The two guys I know that went pro 1) said it was a HUGE hassle even if it had gone smoothly and 2) that no one in regulation-land knew what mead was and they both had trouble with getting that ironed out. My hat's off to anyone who wants to make the dream come true and I don't want to dissuade anyone at all, just be forewarned that anytime the gov't hears "alcohol" and "sales" in the same sentence you're on Big Brother's tax-em and regulate-em list and your life gets a lot more complicated.


----------



## Aspera (Aug 1, 2005)

They are worried that the monopoly might fall into the hands of people who actually care about what they are doing. American wines COULD be the best in the world, but instead we have highly branded crap sold at double its market value. Thanks Mondovi! The FTA should've been dissolved after all the abuses of the tobacco industry became public knowledge. I'm not certain that they are doing an especially fine job of firearm regulation either.


----------



## Ben Brewcat (Oct 27, 2004)

Someone on BS had a sig line that said "ATF should be a convenience store, not a government agency" that gave me many a chuckle.


----------



## Joel (Mar 3, 2005)

Romahawk, I completely disagree. Don't let a dream get shot down by a little government red tape. Our Fingerlakes region is packed with wineries being run by people no smarter than you and only slightly smarter than me.

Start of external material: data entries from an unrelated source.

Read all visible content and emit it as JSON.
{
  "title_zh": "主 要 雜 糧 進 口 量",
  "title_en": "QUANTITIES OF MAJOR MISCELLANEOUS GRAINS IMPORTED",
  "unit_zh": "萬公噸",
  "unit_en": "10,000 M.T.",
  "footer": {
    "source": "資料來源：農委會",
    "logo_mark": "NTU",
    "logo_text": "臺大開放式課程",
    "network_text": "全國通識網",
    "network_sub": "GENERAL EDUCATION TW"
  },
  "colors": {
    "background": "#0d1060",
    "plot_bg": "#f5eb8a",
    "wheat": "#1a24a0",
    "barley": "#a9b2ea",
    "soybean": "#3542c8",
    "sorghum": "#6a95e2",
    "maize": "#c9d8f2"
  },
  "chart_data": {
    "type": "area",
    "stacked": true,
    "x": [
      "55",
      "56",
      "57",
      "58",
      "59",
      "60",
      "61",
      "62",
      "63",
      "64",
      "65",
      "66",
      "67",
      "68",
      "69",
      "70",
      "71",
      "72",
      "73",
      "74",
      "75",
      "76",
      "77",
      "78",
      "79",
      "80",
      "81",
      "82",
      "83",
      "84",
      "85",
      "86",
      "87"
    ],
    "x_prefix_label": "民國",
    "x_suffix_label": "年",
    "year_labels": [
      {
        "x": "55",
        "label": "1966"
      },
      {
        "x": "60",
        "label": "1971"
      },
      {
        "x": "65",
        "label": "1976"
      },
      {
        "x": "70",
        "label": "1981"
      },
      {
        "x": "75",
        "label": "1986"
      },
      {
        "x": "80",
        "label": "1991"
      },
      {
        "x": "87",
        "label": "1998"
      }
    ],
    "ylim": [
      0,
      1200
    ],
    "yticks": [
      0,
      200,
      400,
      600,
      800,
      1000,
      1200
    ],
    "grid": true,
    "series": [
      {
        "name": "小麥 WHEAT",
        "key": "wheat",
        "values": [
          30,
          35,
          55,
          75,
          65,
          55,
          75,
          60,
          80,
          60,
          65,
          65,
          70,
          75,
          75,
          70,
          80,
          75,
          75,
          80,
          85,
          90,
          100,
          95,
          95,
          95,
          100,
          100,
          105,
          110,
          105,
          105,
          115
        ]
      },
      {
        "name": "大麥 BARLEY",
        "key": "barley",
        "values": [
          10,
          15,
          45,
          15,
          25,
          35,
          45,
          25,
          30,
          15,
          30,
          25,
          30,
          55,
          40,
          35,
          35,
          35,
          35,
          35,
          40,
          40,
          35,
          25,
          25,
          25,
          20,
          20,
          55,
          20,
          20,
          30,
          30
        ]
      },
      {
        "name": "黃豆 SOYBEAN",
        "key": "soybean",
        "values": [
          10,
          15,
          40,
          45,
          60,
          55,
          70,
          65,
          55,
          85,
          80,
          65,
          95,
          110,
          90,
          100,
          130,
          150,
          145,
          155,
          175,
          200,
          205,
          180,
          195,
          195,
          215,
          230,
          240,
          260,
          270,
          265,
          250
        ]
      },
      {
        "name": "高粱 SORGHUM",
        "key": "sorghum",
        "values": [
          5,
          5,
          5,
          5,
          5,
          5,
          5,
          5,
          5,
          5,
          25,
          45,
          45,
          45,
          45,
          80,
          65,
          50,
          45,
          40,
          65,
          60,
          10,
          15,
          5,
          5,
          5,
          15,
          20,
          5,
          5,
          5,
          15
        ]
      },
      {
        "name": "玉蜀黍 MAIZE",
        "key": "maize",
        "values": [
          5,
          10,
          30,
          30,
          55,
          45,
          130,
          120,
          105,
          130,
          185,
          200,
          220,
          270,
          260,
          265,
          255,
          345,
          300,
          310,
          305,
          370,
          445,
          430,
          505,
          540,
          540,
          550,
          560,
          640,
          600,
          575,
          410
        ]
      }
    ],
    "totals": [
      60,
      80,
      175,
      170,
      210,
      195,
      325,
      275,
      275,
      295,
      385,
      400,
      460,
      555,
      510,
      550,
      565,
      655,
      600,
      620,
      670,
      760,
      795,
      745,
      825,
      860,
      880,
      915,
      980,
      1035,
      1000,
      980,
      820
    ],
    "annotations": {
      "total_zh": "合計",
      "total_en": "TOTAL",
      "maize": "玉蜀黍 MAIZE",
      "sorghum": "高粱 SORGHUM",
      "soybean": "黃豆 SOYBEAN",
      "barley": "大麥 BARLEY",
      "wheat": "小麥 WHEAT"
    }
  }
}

Keep in mind the Government works for you, these guys are human and in most cases if you have the right attitude things will go suprisingly easy for you.

Grab for the brass ring, make great mead and sell a ton of it. When you get your license, and set up going pop on my web site, E-mail me and I'll fill you in on how to sell every bottle you can make if it's good stuff!


----------



## livetrappingbymatt (Jan 13, 2006)

*mead*

talk to george martin. he lives in oswego area but has a wine store on the wine trail in waterloo,ny.
makes a mead that my wife likes also a rassberry melomin,hope i spelled that right?
bob


----------



## nursebee (Sep 29, 2003)

NPR quote 5/14: We figured out how to make a small fortune with a winery. Start with a large fortune.

I'd consider first having an established fermentation business contract the work to start. It would eliminate the hastle of all the licenses and equipment. You'd then only need a cheapo license to distribute/sell. I've considered the same. The biggest issue a new product like this could face is NOT ENOUGH 
PRODUCT

Try this http://www.nysaes.cornell.edu/fst/faculty/henick/harvestpdfs/Winery_Licensing18SEP04.pdf

You'd also have to satisfy the federalis


----------



## JohnBeeMan (Feb 24, 2004)

>>>Keep in mind the Government works for you
And what planet are you from?

My son keeps talking about the idea of doing mead sales verous honey sales. But I keep drinking all the produce.


----------